Lloyds TSB hasn't had a great run with its executives. After chief executive António Horta-Osório took a leave of absence earlier this month, citing stress and exhaustion from his job, they were hoping to inject some good news by revealing they had hired Nathan Bostock as head of the wholesale division.

However, on Friday he pulled out. So what does this mean for Lloyds?

Bostock impact

Nathan Bostock was being hired from Royal Bank of Scotland. He was due to take charge of the wholesale division, and make dramatic inroads into dealing with the bank's toxic debts. However, on Friday he informed the company that he would not be making the move.

The reaction of the markets demonstrated a real lack of confidence in the business. This latest blow to the top team saw it lose 7% of its value to 23.42p. That's incredibly close to the low point it hit at the depths of the crisis when it was valued at 20p per share.

It is particularly striking that Bostock chose to stay put despite the fact that the Royal Bank of Scotland didn't offer him any sweeteners. He isn't getting a better package or a bigger role. He is stepping right back into the role he previously decided wasn't for him.

So what does it mean for Lloyds?

It's a sign that chaos at the top of Lloyds will continue for a while to come. Horta-Osório is apparently due back very soon, but the company also has a contingency plan to shoehorn non-executive David Roberts into the role if it remains open for too long.
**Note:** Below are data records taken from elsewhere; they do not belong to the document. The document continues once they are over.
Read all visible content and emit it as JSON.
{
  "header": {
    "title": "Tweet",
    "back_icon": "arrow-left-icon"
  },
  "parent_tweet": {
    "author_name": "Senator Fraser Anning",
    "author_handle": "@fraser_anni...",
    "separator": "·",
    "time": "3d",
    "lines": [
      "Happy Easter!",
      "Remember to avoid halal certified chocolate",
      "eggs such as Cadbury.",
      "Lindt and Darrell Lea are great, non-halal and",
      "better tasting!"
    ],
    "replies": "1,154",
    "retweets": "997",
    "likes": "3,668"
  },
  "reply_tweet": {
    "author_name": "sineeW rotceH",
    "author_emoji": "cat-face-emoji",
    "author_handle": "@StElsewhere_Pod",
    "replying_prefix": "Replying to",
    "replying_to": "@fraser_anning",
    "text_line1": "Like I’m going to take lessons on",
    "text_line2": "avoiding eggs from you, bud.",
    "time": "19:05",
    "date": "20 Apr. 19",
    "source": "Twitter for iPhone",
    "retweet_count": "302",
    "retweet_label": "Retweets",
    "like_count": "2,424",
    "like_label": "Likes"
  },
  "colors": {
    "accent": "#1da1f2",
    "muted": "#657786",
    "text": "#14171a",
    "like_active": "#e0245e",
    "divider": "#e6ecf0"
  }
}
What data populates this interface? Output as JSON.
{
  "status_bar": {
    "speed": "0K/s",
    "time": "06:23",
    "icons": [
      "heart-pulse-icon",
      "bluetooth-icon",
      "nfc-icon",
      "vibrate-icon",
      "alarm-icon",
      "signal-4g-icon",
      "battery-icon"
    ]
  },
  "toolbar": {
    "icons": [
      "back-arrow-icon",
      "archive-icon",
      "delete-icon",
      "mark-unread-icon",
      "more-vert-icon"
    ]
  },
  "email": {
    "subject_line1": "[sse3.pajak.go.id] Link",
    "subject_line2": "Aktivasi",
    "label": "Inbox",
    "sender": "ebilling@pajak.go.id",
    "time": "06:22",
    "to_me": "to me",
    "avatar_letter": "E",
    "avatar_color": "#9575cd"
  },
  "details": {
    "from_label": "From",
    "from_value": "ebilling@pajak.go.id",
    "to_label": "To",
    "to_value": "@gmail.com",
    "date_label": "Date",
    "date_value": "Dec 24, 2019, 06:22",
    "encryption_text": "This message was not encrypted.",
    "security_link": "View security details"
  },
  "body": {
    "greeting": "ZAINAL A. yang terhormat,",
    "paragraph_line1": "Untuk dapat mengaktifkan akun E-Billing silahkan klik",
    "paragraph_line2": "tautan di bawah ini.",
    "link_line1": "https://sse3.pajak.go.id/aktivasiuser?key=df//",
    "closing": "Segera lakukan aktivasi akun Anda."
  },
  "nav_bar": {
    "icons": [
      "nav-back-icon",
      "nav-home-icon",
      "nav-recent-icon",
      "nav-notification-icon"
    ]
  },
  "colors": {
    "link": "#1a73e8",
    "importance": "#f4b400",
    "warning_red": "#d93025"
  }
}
He insists that the heart problems that left him leaving his last executive post in 2009 are now being treated with medication.

Meanwhile, Truett Tate, who was previously set for a move to be vice chairman of client coverage, will stay in his job as head of wholesale.

And in a separate announcement, Lloyds said is was in 'advanced talks' with George Culmer to become finance director, replacing Tim Tookey who is off to Friends Life.

All this switching and retreating makes the casual observer wonder whether this is bringing uncertainty or insecurity to the leadership of the organisation.

If you're running a business for the long term this is absolutely the last thing you want. If you're a listed business it's going to concern your shareholders too - and let's not forget that the taxpayer is lumbered with 40% of this business.

The chairman has offered to stay on for another five years if the uncertainty continues. However, given that Sir Win Bischoff is in his 70s, that's not necessarily going to settle anyone's nerves.